Technology tycoons in China

As technology tycoons in China have been come under increasing scrutiny from Beijing, they started revealing their charitable side.

Case in point, Xiaomi Corp co-founder Lee Jun gave more than $2.2 billion in shares in his smartphone maker to two charities, according to documents filed with the Hong Kong Stock Exchange.

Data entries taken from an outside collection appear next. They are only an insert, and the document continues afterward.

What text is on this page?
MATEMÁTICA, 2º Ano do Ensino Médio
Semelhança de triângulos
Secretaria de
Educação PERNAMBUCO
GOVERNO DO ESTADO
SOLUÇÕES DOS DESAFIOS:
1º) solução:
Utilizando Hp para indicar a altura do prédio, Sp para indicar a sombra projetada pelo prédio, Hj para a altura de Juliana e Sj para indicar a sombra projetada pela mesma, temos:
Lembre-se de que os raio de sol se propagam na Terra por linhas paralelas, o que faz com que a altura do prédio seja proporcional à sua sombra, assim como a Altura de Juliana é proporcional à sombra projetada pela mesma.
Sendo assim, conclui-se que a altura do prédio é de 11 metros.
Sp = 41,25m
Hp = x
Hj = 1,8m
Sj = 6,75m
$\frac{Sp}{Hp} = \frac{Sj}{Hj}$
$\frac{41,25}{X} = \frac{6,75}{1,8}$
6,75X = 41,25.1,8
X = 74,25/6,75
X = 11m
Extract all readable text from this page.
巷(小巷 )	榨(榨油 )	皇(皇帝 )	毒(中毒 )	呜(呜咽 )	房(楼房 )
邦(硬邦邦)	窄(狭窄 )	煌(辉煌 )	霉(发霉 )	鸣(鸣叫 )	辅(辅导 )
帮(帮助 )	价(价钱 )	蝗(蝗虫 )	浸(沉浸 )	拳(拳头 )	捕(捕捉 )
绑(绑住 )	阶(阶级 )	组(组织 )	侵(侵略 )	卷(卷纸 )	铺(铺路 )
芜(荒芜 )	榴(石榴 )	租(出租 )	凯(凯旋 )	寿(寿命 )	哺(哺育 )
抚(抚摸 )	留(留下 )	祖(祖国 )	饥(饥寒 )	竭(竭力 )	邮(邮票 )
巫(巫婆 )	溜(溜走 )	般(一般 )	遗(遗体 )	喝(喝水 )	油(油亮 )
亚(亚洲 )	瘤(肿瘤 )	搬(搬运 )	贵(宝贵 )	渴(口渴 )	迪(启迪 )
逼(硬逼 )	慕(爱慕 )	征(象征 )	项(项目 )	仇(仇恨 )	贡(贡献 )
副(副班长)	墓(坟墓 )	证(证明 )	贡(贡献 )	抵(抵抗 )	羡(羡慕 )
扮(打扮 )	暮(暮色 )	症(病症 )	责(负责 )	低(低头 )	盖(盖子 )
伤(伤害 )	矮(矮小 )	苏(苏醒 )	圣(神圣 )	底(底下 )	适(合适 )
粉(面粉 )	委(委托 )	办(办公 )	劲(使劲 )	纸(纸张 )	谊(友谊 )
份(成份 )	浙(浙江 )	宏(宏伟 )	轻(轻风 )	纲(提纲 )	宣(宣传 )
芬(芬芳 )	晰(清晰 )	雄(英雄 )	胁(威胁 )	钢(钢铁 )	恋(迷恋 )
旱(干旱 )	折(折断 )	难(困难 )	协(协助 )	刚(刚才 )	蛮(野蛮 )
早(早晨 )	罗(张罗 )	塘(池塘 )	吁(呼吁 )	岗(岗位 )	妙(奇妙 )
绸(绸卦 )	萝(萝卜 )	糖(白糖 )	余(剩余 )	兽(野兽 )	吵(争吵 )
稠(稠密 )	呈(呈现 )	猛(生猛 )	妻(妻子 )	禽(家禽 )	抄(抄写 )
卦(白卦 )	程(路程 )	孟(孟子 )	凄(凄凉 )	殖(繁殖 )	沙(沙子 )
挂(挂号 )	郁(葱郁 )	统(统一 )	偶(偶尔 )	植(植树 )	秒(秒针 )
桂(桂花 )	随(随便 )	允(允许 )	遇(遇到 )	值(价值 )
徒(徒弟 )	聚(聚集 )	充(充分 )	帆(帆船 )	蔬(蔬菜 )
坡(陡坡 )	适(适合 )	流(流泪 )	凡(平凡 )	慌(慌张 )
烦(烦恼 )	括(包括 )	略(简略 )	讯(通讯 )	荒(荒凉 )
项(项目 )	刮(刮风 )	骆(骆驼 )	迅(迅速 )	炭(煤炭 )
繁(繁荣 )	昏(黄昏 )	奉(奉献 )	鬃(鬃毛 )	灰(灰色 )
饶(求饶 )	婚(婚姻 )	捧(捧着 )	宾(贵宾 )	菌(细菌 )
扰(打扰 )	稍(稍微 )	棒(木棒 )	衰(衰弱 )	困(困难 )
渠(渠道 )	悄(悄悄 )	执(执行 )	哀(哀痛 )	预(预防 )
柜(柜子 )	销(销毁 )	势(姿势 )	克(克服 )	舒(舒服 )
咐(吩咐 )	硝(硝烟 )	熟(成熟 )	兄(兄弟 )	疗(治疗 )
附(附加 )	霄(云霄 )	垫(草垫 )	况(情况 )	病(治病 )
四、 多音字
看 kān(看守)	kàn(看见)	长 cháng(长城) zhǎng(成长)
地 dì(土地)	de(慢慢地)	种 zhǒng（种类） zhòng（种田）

This came after Wang Xing of Meituan and Zhang Yiming of ByteDance Ltd donated parts of their fortune to charitable causes last month.

Technology tycoons in China

Such moves come as the scrutiny of technology companies has intensified since November, when Jack Ma’s Ant Group Co. was forced to pull back from the company’s giant initial public offering.

It’s a new era for the country’s billionaires, as China tightens regulations in areas including financial services, online platforms, data security and offshore listings.

Meanwhile, the Chinese public has become increasingly concerned about inequality.

In a speech in October, President Xi Jinping said the country’s development was “unbalanced” and that “common prosperity” should be the ultimate goal.

“It’s likely much more than coincidence that China’s tech billionaires have begun to evince a strong charitable urge,” said Brock Silvers, chief investment officer at Hong Kong-based private equity firm Kaiyuan Capital.

“It could stem from deep patriotic feelings or Buddhist inclinations, but it appears to be strongly correlated to Beijing’s recent regulatory crackdowns.”

In June, Mituan founder Wang donated a $2.3 billion stake in his giant food-delivery company to his charitable foundation.

The move came after China’s antitrust watchdog announced an investigation into the company, and the billionaire posted a classic poem online, which some saw as a veiled criticism of Beijing.

That same month, Zhang — founder of ByteDance Ltd., the fourth richest person in China with a net worth of $44.5 billion — gave about $77 million of his own fortune to an education fund in his hometown.

In April, Bonnie Ma, owner of Tencent Holdings Ltd, the second richest man in China with a fortune of $56.7 billion, pledged $7.7 billion of company funds to treat societal ailments and lift the countryside Chinese out of poverty.